- #1
εllipse
- 197
- 0
Can anyone show me the reason [itex](x^a)^b = x^{ab}[/itex]? Is this something that always works or is it just a general rule.
By continuity means that the exponential f:Q->R from rationals to reals is a continuous function. The rationals are dense in the reals, so only one continuous map f:R->R exist that agrees with the rational exponetnial. To put things more simply, and assuming additonally that for a positive real aquasar987 said:I am interested in this also. And specifically, what is a number raised to an irrational number? Wiki says "Exponentiation to an arbitrary real exponent can then be defined by continuity." What is meant by 'continuity' exactly? Is it that even though it is impossible to give a clear meaning to a^b (where b is irrationnal), we define a^b as having the same properties as exponentiation to a rational number?
The reason it breaks down is exp is many to one.εllipse said:Well here's what has me confused.
[tex]((-1)^2)^\frac{1}{2}=(-1)^{2\frac{1}{2}}=(-1)^1=-1[/tex]
vs
[tex]((-1)^2)^\frac{1}{2}=(1)^\frac{1}{2}=1[/tex]
So either the powers can't be multiplied in this case, or I'm mistaken and [itex]1^\frac{1}{2}={\pm}1[/itex]. I've been told the latter is false, so I was wondering where the multiplication of powers came from. I was assuming it would be easy to show, but maybe not.
It is true that [itex]1^{\frac{1}{2}}=\pm 1[/itex], but not true that [itex]\sqrt{1}=\pm 1[/itex]. This is because of the definition of the square root symbol. The definition of fractional, irrational and complex powers is as follows: In general, [itex]x^a[/itex] is defined as [itex]e^{a\log{x}}[/itex]. log is a multiple-valued function: [itex]\log{z}=\ln{|z|}+i arg(z)[/itex], where arg z is the argument of z and can take on any value of the form [itex] arg z = Arg z +2\pi k, k \in \mathbb{Z}[/itex] This means thatεllipse said:Well here's what has me confused.
[tex]((-1)^2)^\frac{1}{2}=(-1)^{2\frac{1}{2}}=(-1)^1=-1[/tex]
vs
[tex]((-1)^2)^\frac{1}{2}=(1)^\frac{1}{2}=1[/tex]
So either the powers can't be multiplied in this case, or I'm mistaken and [itex]1^\frac{1}{2}={\pm}1[/itex]. I've been told the latter is false, so I was wondering where the multiplication of powers came from. I was assuming it would be easy to show, but maybe not.
What is the definition of the square root symbol if not "raised to the power 1/2" ?!LeonhardEuler said:It is true that [itex]1^{\frac{1}{2}}=\pm 1[/itex], but not true that [itex]\sqrt{1}=\pm 1[/itex]. This is because of the definition of the square root symbol.
The definition is the positive root. That's why it is often written as [itex]\pm \sqrt{x}[/itex] when you want to indicate either possibility. It is convenient because if you write [itex]\sqrt{16}[/itex] everyone will know you mean 4, while if you write [itex]-\sqrt{16}[/itex] everyone knows you mean -4.quasar987 said:What is the definition of the square root symbol if not "raised to the power 1/2" ?!
James R said:Consider [itex](a^4)^3[/itex], for example.
This means:
[tex](a^4)^3 = a^4 a^4 a^4 = a^{12} = a^{(4 \times 3)}[/tex]

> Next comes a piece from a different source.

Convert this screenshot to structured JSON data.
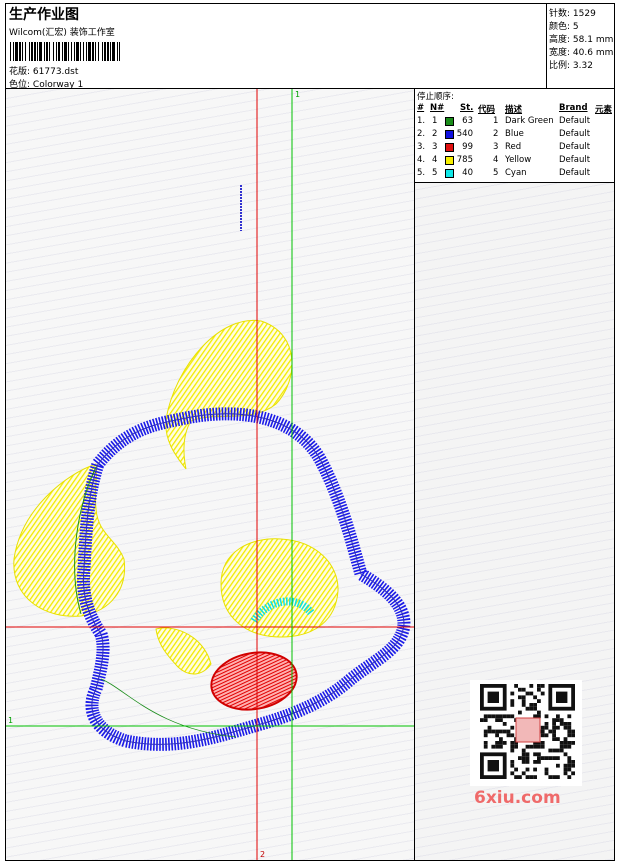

So, it seems sensible that, in general
[tex](x^a)^b = x^{ab}[/tex]
This is, of course, nowhere near a proof, but it's at least an intuitive argument for the natural numbers.
quasar987 said:What is the definition of the square root symbol if not "raised to the power 1/2" ?!
This is because according to the power rule of exponents, when we raise a power to another power, we multiply the exponents. In this case, (x^a)^b is the same as x^(a*b), which is equivalent to x^{ab}.
A real-life example of this rule can be seen in compound interest calculations. When we compound interest annually, we raise the initial amount to the power of the number of years. If we then compound the interest monthly, we raise the result to the power of 12 (number of months in a year), which is equivalent to raising the initial amount to the power of 12 times the number of years.
No, this rule holds true for all real numbers and variables, as long as x is not equal to 0.
This rule is related to the distributive property because both involve the multiplication of terms. In this case, we are multiplying exponents, while in the distributive property, we are multiplying coefficients and variables.
Yes, this rule can be generalized to any power raised to another power. For example, (x^a)^b can also be written as (x^b)^a, which is equivalent to x^{ba}. This is known as the commutative property of exponents.